EDEN/エデンのジャンキーの意見のレビュー・感想・評価

EDEN/エデン(2014年製作の映画)
3.5
好きな曲がたくさんかかっているからいい映画、ということには必ずしもならなくて、物語が音楽に負けちゃってる。音楽的に興奮はしたけど、映画的な魅力は乏しい。ミュージカル的な高揚感を求めていたつもりもないけれど、それにしたって全編音楽オタクの戯言みたいなもので、物語と音楽が有機的に絡まない。過度にロマン化しないところがいいとは思うし、起承転結をしっかりつけて上手にまとめるということではなく、そのひとの歩んだ20年間を単純に切り取る、というやりかたがフランス映画”らしさ”でもあるのだろうけど。

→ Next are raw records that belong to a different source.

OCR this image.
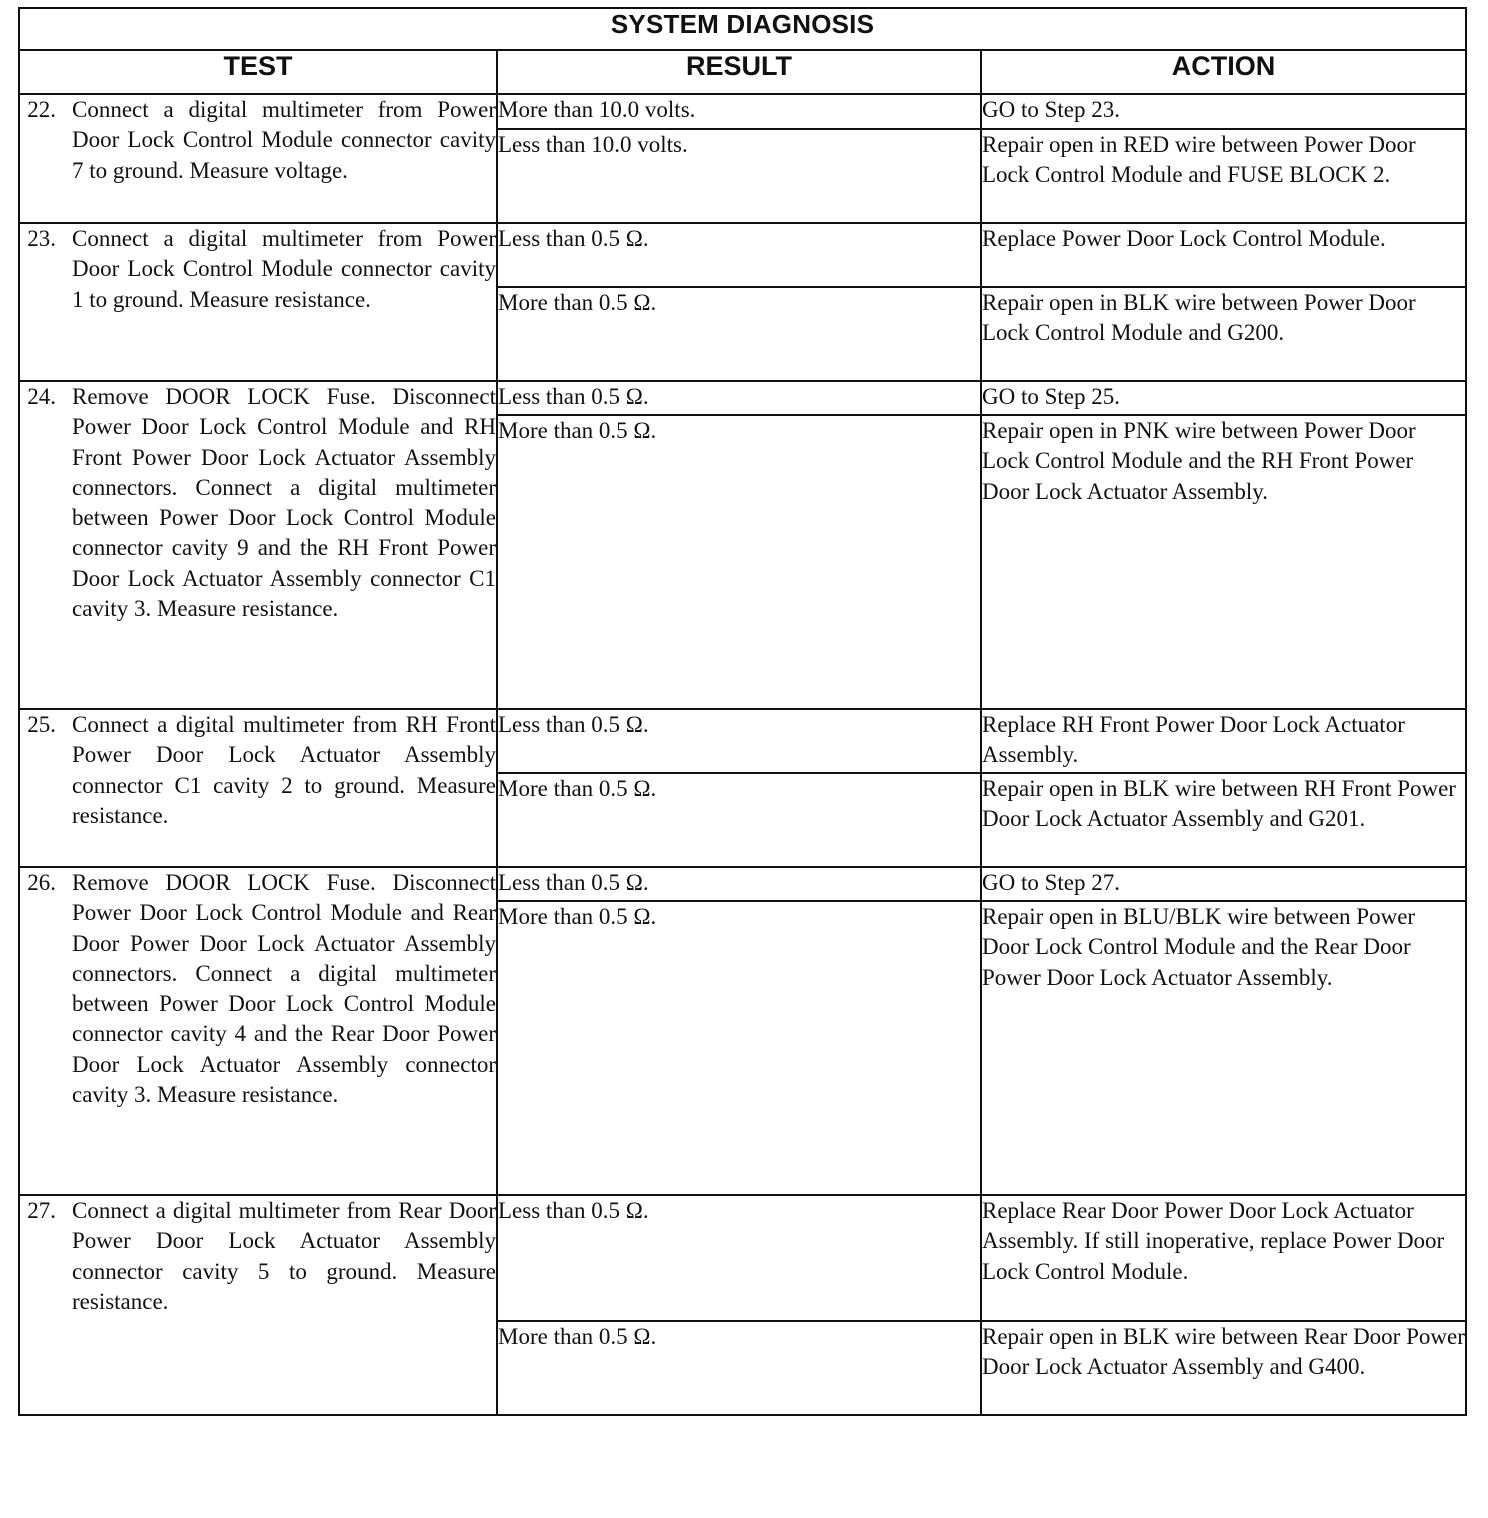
SYSTEM DIAGNOSIS		
TEST	RESULT	ACTION

22. Connect a digital multimeter from Power Door Lock Control Module connector cavity 7 to ground. Measure voltage.	More than 10.0 volts.	GO to Step 23.
	Less than 10.0 volts.	Repair open in RED wire between Power Door Lock Control Module and FUSE BLOCK 2.

23. Connect a digital multimeter from Power Door Lock Control Module connector cavity 1 to ground. Measure resistance.	Less than 0.5 Ω.	Replace Power Door Lock Control Module.
	More than 0.5 Ω.	Repair open in BLK wire between Power Door Lock Control Module and G200.

24. Remove DOOR LOCK Fuse. Disconnect Power Door Lock Control Module and RH Front Power Door Lock Actuator Assembly connectors. Connect a digital multimeter between Power Door Lock Control Module connector cavity 9 and the RH Front Power Door Lock Actuator Assembly connector C1 cavity 3. Measure resistance.	Less than 0.5 Ω.	GO to Step 25.
	More than 0.5 Ω.	Repair open in PNK wire between Power Door Lock Control Module and the RH Front Power Door Lock Actuator Assembly.

25. Connect a digital multimeter from RH Front Power Door Lock Actuator Assembly connector C1 cavity 2 to ground. Measure resistance.	Less than 0.5 Ω.	Replace RH Front Power Door Lock Actuator Assembly.
	More than 0.5 Ω.	Repair open in BLK wire between RH Front Power Door Lock Actuator Assembly and G201.

26. Remove DOOR LOCK Fuse. Disconnect Power Door Lock Control Module and Rear Door Power Door Lock Actuator Assembly connectors. Connect a digital multimeter between Power Door Lock Control Module connector cavity 4 and the Rear Door Power Door Lock Actuator Assembly connector cavity 3. Measure resistance.	Less than 0.5 Ω.	GO to Step 27.
	More than 0.5 Ω.	Repair open in BLU/BLK wire between Power Door Lock Control Module and the Rear Door Power Door Lock Actuator Assembly.

27. Connect a digital multimeter from Rear Door Power Door Lock Actuator Assembly connector cavity 5 to ground. Measure resistance.	Less than 0.5 Ω.	Replace Rear Door Power Door Lock Actuator Assembly. If still inoperative, replace Power Door Lock Control Module.
	More than 0.5 Ω.	Repair open in BLK wire between Rear Door Power Door Lock Actuator Assembly and G400.
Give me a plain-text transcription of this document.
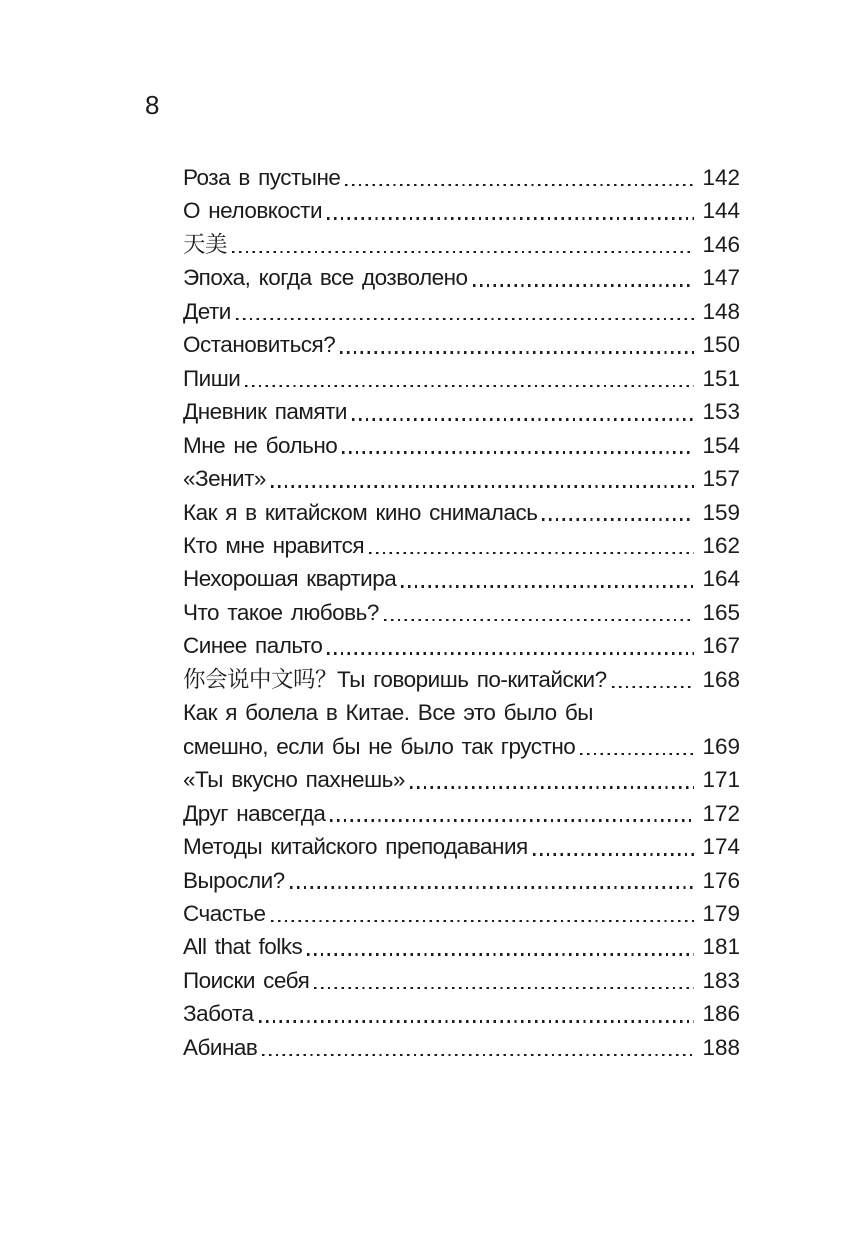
8
Роза в пустыне	142
О неловкости	144
天美	146
Эпоха, когда все дозволено	147
Дети	148
Остановиться?	150
Пиши	151
Дневник памяти	153
Мне не больно	154
«Зенит»	157
Как я в китайском кино снималась	159
Кто мне нравится	162
Нехорошая квартира	164
Что такое любовь?	165
Синее пальто	167
你会说中文吗？Ты говоришь по-китайски?	168
Как я болела в Китае. Все это было бы
смешно, если бы не было так грустно	169
«Ты вкусно пахнешь»	171
Друг навсегда	172
Методы китайского преподавания	174
Выросли?	176
Счастье	179
All that folks	181
Поиски себя	183
Забота	186
Абинав	188
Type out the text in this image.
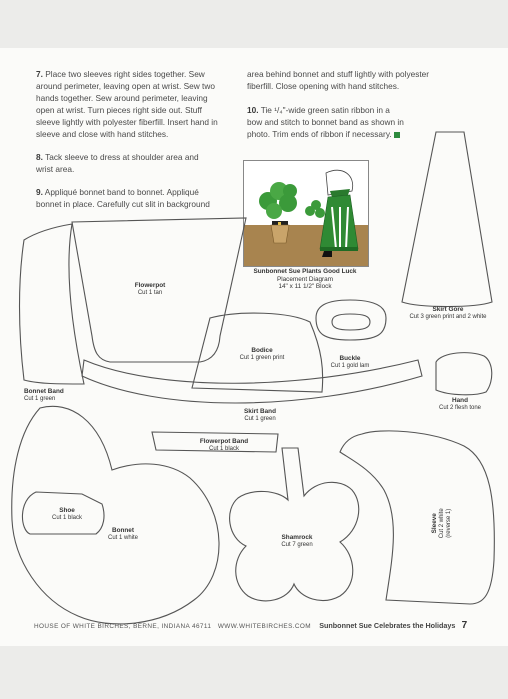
7. Place two sleeves right sides together. Sew
around perimeter, leaving open at wrist. Sew two
hands together. Sew around perimeter, leaving
open at wrist. Turn pieces right side out. Stuff
sleeve lightly with polyester fiberfill. Insert hand in
sleeve and close with hand stitches.
8. Tack sleeve to dress at shoulder area and
wrist area.
9. Appliqué bonnet band to bonnet. Appliqué
bonnet in place. Carefully cut slit in background
area behind bonnet and stuff lightly with polyester
fiberfill. Close opening with hand stitches.
10. Tie ¹/₄"-wide green satin ribbon in a
bow and stitch to bonnet band as shown in
photo. Trim ends of ribbon if necessary.
Sunbonnet Sue Plants Good Luck
Placement Diagram
14" x 11 1/2" Block
Flowerpot
Cut 1 tan
Skirt Gore
Cut 3 green print and 2 white
Bonnet Band
Cut 1 green
Bodice
Cut 1 green print	Buckle
Cut 1 gold lam
Hand
Cut 2 flesh tone
Skirt Band
Cut 1 green
Flowerpot Band
Cut 1 black
Shoe
Cut 1 black
Bonnet
Cut 1 white	Shamrock
Cut 7 green
Sleeve Cut 2 white (reverse 1)
HOUSE OF WHITE BIRCHES, BERNE, INDIANA 46711 WWW.WHITEBIRCHES.COM Sunbonnet Sue Celebrates the Holidays 7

それにしてもこの物語は、ぼくのようにスターにはなれないそこそこのDJしてはとても近しいものではある。レイヴ・カルチャーにヤラれて、DJをはじめて、それなりに活動をして、でも遊びすぎたツケがきて、なんとなく落ち着いて堅実な人生を選択する、というような。一握りのトップDJの影にはこういう人の人生がたくさんあるだろうし、ぼくとて似たようなものだしとても共感する。詩の引用で唐突に終わるようでもあるけれどそれは単に映画を終えるための方便であるだろうし、この映画が終わったとしても売れなくなったDJの人生が終わったわけではないし、アンハッピーエンドであるということもできない。「グッバイ・ファーストラブ」でも「あの夏の子供たち」でもその先の物語/人生というのには当然のことながら続きがあって、もちろんどんな映画をみてもその続きは想起させられるものなのだけど、続きがあるということをより多く予感させより大きな余韻を感じさせてくれるのが実はこの監督の作家性でもあるのだろうし、時にそういう作風は退屈さを感じさせもするけれども、今作でこのようにクラブ・カルチャーを題材にとったことはその作家性となんら矛盾することではなく、90年代のノスタルジーに浸るというよりはその時代のあの文化が教えてくれたことを記憶しながら生きるということへの希望を提示してくれているのだ。それはクラブ・カルチャーだったからよりいっそうそうなのだ。だからこそ映画的にうまくいっていないところが残念でならないし、冗長さや退屈さを含めてたとえばロメールの映画がそれでも傑作と呼びうるような例はあるけれど、そのような域には達することはできなかった。